Так, нужно успокоиться… Подумать хорошенько…
Дорога из деревни одна, куда идёт — хер знает, но если по ней к нам прискакали, то по ней они и ускакали. Логично? А то! Ну, тогда двигаю в путь, что тут думать. Но вот вопрос: сколько по ней пиликать? День, два или месяц? Может год… заебись план…
Нужно вернуться в деревню. Попрошу у отца припасы! Вдруг повезёт, и он раздобудет мне лошадь? Надо рискнуть.
К вечеру я вернулся в деревню. На улице тишина. Проходя мимо колодца, меня охватила дикая жажда. Ведра не было, а значит, и попить не смогу. Двое пьяниц стоявших возле входа в “Щепку” завидев меня громко заржали.
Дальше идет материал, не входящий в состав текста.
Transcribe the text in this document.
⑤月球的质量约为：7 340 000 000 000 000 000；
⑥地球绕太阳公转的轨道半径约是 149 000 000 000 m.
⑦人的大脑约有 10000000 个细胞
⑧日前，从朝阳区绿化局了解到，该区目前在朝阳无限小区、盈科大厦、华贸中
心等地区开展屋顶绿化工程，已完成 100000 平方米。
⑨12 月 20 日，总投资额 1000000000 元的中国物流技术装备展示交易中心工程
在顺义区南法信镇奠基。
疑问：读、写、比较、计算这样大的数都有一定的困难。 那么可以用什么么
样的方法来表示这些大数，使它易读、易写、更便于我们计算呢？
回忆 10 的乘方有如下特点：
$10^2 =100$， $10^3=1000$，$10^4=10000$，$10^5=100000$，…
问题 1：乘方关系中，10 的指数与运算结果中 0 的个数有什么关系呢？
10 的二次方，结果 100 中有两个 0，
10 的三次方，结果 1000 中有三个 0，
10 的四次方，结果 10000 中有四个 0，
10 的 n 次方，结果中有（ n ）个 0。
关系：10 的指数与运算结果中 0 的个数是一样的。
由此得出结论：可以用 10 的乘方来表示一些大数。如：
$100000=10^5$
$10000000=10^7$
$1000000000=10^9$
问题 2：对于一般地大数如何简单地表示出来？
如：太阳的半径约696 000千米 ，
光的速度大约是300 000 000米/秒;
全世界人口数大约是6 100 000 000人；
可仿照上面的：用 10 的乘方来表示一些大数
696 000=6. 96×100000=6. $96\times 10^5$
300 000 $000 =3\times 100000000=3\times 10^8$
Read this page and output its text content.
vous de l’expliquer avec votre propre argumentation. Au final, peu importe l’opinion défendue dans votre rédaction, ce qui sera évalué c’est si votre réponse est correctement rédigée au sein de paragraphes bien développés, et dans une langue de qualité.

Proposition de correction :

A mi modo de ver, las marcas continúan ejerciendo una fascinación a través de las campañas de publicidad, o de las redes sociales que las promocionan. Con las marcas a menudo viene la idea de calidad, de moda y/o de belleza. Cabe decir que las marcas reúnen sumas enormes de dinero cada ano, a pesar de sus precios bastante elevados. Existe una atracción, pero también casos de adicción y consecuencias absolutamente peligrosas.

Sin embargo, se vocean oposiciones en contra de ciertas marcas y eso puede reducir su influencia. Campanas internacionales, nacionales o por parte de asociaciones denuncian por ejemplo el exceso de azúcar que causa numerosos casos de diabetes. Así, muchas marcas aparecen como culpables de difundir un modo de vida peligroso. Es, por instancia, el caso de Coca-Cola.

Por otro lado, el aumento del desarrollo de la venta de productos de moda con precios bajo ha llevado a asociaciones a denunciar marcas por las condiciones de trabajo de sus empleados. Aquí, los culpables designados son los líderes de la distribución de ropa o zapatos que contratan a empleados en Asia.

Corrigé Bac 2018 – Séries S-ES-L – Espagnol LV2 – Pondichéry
Я кинул на них взгляд, и когда они его поймали, вдруг резко умолкли. Уже когда я проходил мимо них, двигаясь в сторону дома Отто, один прошептал второму:
— Это она! Заткнись, — и тычет рукой своего приятеля в грудь, — или ты хочешь, чтобы тебе крысы ночью откусили твой хер?
Подойдя к калитке дома, я огляделся. Во дворе никого. Животные молчат.
— Пап! — крикнул я и поймал себя на мысли, что это было максимально тупо. — Отто! Выходи!
Ну а что еще я мог крикнуть? Ау, это я, выходите!
Входная дверь распахнула. В дверях нарисовался отец. Вначале он меня не разглядел, но когда понял, кто стоит за забором, вдруг широко улыбнулся, быстро пробежал через весь участок, и распахнул передо мной калитку.
— Инга! — воскликнул отец. — Ты жива!
— Да…
— Давай, заходи, чего стоишь как неприкаянная.
По-отцовски обняв меня и водрузив свои тяжёлые ладони мне на плечи, мы прошли через двор, и зашли в дом.
Я нарушил их ужин. На столе, на тарелках, лежало жареное мясо, при виде которого у меня потекли слюнки.
— Садись, — говорит отец.
Мать засуетилась у печки, а Отто сбегал в соседнюю комнату и притащил стул.
— Где ты была, что с тобой случилось? — спрашивает отец.
Вот честно, сейчас что-то рассказывать, и пытаться объяснить, у меня нет никакого желания, и я просто говорю:
— Пить…
Отец хватает первый попавшийся стакан и сует мне в руки. Затем двигает тарелку с едой.